"We wanted to know to what extent adoptions in Spain are providing children who need it with a healthy family environment that promotes their development" Yolanda Sánchez-Sandoval, a researcher from the University of Cádiz (UCA) states. In order to assess that, a comprehensive questionnaire was sent to families with adopted children in Andalucía, which was employed, amongst other uses, to assess family's satisfaction with the decision as a measurement of success.So, does anything surprise you in these results? I'm not quite sure I understand why adoption of children you already know leads to a lower rate of satisfaction. And don't you love the condemnation of us over-educated, not-affectionate moms?!
The results show that, although their lives have been not been free of difficulties, these families are happy with the adoption. "Generally speaking, they are very satisfied with their decision and its implications on their family and personal lives" Sánchez-Sandoval affirms.
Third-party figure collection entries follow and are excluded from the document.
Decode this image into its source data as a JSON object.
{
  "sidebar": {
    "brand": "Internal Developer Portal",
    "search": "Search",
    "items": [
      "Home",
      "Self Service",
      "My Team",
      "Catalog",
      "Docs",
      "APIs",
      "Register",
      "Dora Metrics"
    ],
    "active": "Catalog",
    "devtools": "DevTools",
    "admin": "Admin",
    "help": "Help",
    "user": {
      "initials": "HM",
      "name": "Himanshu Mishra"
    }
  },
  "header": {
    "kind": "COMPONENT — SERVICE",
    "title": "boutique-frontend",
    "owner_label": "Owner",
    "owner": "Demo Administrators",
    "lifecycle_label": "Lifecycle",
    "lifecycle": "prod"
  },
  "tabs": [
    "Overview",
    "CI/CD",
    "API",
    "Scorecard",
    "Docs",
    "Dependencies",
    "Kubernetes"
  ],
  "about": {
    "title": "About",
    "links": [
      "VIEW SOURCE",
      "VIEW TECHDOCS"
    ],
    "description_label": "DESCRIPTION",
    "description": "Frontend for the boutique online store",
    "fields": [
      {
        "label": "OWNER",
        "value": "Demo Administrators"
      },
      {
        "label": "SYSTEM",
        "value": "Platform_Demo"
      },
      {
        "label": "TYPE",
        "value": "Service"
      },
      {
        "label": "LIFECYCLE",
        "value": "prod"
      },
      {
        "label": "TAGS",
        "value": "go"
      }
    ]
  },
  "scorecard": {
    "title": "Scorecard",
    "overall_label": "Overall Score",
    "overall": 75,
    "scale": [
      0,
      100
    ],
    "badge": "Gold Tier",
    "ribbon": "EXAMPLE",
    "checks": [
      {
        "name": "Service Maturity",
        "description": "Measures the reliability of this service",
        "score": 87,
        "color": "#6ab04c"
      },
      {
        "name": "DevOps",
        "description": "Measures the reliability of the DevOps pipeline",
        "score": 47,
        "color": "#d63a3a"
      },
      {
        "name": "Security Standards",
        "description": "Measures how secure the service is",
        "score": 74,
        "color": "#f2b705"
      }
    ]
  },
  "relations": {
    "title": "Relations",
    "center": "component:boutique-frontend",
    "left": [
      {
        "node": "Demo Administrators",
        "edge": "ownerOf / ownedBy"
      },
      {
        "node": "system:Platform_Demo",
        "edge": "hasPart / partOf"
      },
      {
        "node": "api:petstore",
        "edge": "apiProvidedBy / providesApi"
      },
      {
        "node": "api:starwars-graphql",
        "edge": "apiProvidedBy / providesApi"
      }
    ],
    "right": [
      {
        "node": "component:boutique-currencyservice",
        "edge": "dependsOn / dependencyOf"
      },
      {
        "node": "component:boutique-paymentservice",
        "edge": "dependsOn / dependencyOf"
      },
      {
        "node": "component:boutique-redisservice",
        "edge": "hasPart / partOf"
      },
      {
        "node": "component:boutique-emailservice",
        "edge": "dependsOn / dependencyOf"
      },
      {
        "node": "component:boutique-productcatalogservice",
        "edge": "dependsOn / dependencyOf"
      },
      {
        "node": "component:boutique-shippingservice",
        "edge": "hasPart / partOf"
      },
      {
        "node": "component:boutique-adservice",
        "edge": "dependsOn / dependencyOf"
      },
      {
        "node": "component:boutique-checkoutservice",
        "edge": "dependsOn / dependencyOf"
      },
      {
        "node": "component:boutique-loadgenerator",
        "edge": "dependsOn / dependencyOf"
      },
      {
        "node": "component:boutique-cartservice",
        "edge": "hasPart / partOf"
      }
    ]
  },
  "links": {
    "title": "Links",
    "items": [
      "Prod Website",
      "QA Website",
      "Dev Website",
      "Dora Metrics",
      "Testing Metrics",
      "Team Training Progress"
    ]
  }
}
77.7% of families stated that their lives have been happier as a result of the adoption and 91.9% consider its repercussions to be positive. However, 37% consider family life to be more complicated in their situation.
The children's opinion of their lives is also linked with that of their parents. "When the parents are more satisfied with the adoption, we found that the children are also happier with their own lives" the researcher declares.
In the study, which is published in the journal Psicothema, they identified some variables that are linked with difficulties in adoption, for example, if the children were older when arriving at the home, if they were adopted alone or with a sibling, or if they had previous experiences of abuse.
Adopting a child that they already knew before also affects the process. "Those who adopted children that they had a relationship with before were less satisfied, probably due to the reason for adoption. These families may have felt somewhat obliged, or reflect more on the decision" Sánchez-Sandoval analysed.
The satisfaction is also lower in cases where the parents have a higher level of education. "They have higher expectations" the author says. The mothers are less affectionate and caring, and the children are less caring and have behavioural problems.
I find it interesting that the researchers thought parent satisfaction was a measure that would illuminate what they were apparently studying -- the extent to which adoptions in Spain are "providing children who need it with a healthy family environment that promotes their development." Certainly, it would be A factor, since it would be linked with children's happiness (we're all familiar with the saying, "If mama ain't happy, nobody's happy," right?!). But I'd think other factors might be more illuminating. Maybe we'll see other reports from the survey, addressing other issues, in the future.